Setelah ramai diberitakan di media sosial termasuk di Kompasiana (Baca), akhirnya tadi pagi (15/04/2017) yoni di situs Gandekan, dipindahkan ke Balai Kelurahan Harjosari. Lokasi itu merupakan tempat sementara, menunggu tempat yang lebih baik. Â
Dikabarkan di situs tersebut akan dibangun perumahan. Kalangan ilmuwan sendiri masih mengharapkan adanya kesempatan untuk melakukan penelitian. Soalnya diperkirakan di lokasi situs masih terdapat benda-benda masa lampau yang terpendam di dalam tanah.
Pemindahan yoni merupakan upaya kerja keras bernegosiasi yang dilakukan Komunitas Dewa Siwa, komunitas yang peduli warisan leluhur. Sebuah bukti peran masyarakat, dalam hal ini komunitas, amat besar. Peran masyarakat seperti inilah yang antara lain diharapkan oleh Arkeologi Publik.
Arkeologi Publik
Di antara sejumlah subdisiplin arkeologi, sebenarnya Arkeologi Publik relatif mudah penerapannya. Hal ini karena Arkeologi Publik tidak membutuhkan peralatan canggih, seperti GPS, laboratorium, atau komputer. Tidak pula memerlukan teori-teori rumit untuk menganalisisnya. Satu hal penting untuk mengembangkan Arkeologi Publik hanyalah peran serta masyarakat secara aktif dan positif.
Arkeologi Publik diperkenalkan di dunia Barat pada 1970-an. Konsep dasarnya adalah masa lalu itu milik siapa saja. Karena kita tidak bisa mengingkari masa lalu, maka kita selalu berkepentingan dengan masa lalu. Namun hal ini tentunya bukan berarti siapa saja boleh mencemarkan warisan-warisan masa lalu. Termasuk ke dalam istilah mencemarkan antara lain mencuri, menyelundupkan, serta  merusakkan artefak, bangunan, dan situs kuno.
Di dunia Barat keberadaan Arkeologi Publik berhasil baik berkat partisipasi masyarakat (awam). Tidak dimungkiri hal ini karena wawasan, tingkat pendidikan, dan pola pikir mereka sudah terbentuk sejak dini. Institusi pendidikan berperan besar. Begitu pun lembaga-lembaga nirlaba, macam Heritage Society atau Heritage Foundation.

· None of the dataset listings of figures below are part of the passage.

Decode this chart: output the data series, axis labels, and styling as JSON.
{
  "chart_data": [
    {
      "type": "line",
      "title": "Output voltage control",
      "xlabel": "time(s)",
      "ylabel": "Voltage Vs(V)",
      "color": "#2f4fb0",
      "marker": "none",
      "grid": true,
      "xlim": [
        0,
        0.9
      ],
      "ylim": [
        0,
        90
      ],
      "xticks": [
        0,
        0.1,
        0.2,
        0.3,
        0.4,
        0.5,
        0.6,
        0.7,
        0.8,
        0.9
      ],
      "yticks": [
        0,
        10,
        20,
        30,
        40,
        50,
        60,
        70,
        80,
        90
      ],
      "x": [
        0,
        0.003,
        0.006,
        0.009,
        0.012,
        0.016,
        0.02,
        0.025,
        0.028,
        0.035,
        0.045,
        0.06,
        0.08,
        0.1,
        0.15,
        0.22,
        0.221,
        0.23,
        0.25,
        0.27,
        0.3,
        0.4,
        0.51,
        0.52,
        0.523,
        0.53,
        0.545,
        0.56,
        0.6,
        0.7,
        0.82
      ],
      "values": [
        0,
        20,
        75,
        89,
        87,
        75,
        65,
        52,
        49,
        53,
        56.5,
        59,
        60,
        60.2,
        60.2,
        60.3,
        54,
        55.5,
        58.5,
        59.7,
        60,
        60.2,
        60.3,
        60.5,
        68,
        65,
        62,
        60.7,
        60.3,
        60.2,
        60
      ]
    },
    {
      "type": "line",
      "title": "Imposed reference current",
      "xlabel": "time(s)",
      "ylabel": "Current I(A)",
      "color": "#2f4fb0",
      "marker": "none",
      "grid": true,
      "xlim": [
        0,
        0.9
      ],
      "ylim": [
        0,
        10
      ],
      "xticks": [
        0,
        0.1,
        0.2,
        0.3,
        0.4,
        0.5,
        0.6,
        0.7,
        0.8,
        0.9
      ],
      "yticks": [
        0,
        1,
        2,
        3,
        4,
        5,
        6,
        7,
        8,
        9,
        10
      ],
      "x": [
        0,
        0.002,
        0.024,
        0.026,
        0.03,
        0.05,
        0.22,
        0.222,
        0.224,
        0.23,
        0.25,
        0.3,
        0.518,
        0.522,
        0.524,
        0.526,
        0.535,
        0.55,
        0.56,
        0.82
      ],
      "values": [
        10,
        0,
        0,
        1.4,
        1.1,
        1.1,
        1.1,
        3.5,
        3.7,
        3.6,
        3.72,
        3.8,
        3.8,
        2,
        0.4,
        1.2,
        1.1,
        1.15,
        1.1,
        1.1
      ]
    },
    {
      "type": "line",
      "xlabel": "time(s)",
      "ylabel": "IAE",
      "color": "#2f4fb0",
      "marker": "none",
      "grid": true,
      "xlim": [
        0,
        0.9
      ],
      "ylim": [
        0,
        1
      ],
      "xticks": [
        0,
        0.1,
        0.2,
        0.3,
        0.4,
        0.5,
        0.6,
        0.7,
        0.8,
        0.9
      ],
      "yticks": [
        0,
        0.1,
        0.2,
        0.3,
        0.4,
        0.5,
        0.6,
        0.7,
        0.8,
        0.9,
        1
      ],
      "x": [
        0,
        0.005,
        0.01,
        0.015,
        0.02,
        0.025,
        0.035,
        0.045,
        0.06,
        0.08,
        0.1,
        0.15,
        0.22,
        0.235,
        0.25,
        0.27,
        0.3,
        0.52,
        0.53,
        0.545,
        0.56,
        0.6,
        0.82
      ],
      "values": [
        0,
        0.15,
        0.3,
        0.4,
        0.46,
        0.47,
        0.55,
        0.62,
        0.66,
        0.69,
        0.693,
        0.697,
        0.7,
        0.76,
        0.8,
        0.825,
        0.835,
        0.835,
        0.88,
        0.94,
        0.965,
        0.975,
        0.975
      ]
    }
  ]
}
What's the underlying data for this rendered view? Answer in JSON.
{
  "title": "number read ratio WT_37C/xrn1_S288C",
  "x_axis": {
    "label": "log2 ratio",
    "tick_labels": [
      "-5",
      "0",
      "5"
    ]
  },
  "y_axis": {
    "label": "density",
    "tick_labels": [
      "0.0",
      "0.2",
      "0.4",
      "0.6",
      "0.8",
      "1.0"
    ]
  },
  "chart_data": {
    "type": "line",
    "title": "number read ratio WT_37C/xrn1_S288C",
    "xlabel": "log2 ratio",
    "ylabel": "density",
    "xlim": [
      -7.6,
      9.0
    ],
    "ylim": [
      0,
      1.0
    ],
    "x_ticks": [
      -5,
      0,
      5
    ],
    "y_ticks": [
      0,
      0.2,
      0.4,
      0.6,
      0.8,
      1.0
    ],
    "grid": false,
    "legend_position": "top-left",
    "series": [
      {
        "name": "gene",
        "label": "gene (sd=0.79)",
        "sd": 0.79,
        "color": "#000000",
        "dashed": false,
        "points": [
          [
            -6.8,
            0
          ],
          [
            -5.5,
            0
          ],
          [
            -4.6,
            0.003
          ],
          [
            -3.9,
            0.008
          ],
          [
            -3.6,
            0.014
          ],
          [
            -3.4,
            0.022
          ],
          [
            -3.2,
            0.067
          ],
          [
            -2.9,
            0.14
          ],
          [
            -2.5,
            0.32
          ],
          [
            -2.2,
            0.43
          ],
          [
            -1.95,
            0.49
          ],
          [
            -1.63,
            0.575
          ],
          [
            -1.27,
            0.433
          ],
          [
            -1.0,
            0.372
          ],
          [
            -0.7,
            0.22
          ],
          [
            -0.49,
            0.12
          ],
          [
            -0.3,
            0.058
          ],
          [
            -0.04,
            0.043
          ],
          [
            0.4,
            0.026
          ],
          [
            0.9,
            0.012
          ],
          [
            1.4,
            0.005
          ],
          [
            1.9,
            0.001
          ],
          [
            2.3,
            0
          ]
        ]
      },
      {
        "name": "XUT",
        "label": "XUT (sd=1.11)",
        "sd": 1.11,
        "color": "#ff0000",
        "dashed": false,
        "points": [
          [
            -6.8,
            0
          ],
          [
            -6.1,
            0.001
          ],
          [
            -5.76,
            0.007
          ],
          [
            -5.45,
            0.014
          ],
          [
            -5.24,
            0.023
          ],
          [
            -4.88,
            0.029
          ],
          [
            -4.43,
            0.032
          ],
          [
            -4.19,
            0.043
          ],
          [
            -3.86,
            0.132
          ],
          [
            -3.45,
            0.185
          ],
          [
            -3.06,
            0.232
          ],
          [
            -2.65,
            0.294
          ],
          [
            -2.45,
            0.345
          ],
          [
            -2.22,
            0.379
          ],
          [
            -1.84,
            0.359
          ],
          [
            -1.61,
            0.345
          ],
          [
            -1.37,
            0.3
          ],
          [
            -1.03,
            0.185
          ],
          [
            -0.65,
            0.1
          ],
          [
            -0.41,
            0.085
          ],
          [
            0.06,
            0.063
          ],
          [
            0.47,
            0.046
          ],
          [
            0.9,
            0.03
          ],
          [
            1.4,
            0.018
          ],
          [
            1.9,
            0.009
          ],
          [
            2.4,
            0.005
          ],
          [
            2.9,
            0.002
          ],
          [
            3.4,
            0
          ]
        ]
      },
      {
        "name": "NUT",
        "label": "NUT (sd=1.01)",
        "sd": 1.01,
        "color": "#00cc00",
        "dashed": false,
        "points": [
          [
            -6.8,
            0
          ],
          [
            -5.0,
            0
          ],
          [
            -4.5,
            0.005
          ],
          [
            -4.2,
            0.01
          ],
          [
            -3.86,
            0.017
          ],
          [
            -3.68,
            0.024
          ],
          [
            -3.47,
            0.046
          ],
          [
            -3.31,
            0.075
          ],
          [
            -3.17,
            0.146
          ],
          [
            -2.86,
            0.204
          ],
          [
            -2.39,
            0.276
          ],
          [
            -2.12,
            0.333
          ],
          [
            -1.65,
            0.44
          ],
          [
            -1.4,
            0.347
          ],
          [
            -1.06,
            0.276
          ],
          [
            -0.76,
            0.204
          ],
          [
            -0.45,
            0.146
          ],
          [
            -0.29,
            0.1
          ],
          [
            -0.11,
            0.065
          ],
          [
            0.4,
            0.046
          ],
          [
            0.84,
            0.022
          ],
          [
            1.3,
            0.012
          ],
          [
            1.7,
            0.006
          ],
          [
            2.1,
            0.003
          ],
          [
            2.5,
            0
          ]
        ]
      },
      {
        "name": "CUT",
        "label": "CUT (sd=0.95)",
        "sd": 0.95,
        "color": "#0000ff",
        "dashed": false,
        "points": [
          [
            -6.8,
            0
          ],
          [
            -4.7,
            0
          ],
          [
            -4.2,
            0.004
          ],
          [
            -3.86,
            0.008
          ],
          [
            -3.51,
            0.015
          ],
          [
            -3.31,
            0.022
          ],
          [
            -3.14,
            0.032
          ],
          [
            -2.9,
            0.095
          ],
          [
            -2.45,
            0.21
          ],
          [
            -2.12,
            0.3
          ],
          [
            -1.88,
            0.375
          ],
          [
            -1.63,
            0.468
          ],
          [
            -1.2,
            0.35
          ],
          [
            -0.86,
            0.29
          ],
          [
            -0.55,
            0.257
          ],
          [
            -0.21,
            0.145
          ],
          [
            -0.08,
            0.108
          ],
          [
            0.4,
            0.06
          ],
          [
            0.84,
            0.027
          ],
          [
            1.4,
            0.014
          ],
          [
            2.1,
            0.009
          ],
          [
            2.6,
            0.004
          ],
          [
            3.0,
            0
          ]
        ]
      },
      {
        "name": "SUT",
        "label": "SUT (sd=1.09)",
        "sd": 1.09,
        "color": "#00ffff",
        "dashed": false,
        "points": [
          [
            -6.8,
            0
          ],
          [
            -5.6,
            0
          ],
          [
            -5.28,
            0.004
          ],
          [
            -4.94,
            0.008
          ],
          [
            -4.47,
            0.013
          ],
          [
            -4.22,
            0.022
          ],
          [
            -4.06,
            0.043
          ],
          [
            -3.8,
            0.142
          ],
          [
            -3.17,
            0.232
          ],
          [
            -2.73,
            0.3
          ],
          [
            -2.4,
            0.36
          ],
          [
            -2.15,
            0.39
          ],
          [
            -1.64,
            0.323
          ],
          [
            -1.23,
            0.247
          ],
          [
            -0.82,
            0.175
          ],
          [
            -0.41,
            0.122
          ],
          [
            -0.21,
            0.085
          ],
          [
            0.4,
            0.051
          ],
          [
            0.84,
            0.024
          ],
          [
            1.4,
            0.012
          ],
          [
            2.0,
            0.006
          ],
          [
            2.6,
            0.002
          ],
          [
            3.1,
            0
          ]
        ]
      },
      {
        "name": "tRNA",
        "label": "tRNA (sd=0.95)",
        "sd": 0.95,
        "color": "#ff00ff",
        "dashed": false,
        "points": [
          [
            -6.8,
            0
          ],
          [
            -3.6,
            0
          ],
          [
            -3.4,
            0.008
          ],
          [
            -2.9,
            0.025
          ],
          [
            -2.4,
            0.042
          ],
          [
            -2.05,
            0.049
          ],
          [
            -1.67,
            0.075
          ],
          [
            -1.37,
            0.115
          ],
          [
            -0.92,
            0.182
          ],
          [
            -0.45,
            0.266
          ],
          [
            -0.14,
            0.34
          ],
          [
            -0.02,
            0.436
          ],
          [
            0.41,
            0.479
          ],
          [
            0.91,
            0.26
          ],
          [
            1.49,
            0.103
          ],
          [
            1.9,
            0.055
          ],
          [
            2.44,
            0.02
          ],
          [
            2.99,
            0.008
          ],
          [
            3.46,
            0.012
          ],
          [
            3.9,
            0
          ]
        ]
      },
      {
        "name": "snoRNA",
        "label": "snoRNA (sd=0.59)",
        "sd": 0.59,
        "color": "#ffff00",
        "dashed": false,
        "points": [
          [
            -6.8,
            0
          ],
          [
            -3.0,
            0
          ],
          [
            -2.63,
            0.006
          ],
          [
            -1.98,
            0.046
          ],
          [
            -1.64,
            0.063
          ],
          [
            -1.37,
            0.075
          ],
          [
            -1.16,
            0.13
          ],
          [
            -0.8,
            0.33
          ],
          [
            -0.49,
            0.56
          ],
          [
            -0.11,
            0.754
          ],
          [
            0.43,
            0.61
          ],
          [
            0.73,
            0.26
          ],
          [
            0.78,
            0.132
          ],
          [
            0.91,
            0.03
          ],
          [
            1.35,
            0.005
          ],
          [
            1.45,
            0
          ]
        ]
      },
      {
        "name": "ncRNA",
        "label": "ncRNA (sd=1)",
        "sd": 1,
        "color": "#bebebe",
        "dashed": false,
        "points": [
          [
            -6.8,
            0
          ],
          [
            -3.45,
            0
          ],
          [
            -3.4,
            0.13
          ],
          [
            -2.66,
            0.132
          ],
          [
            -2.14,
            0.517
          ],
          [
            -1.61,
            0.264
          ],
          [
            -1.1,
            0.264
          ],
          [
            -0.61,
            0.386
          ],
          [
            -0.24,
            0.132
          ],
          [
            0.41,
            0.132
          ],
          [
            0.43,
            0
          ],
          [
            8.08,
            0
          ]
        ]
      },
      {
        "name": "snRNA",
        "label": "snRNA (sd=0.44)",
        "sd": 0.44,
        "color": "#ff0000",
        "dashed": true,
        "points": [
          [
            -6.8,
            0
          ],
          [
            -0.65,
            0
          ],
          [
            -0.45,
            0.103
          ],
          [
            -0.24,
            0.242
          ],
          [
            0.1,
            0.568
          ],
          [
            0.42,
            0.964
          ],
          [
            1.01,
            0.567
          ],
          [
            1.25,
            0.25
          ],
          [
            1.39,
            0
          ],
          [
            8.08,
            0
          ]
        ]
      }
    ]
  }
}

Pada dasarnya Arkeologi Publik ditulangpunggungi oleh arkeolog-arkeolog profesional. Namun yang lebih berperan justru adalah arkeolog-arkeolog amatir. Arkeolog amatir adalah masyarakat awam yang tidak berlatar pendidikan arkeologi, namun diberi pengarahan tentang arkeologi oleh para arkeolog profesional.
Kesadaran akan masa lalu
Banyak artefak dan situs purbakala terselamatkan berkat pemantauan yang terus-menerus oleh masyarakat. Pemantauan lebih mudah dilakukan karena masyarakat  memang mudah diberi pengertian dan memiliki kesadaran sendiri akan masa lalu mereka.
Selama sepuluh tahun sejak awal pengenalannya, Arkeologi Publik berhasil menyelamatkan sejumlah situs dari proyek-proyek pembangunan fisik. Hal ini karena  proyek pembangunan selalu mengalah demi kelestarian situs-situs arkeologi.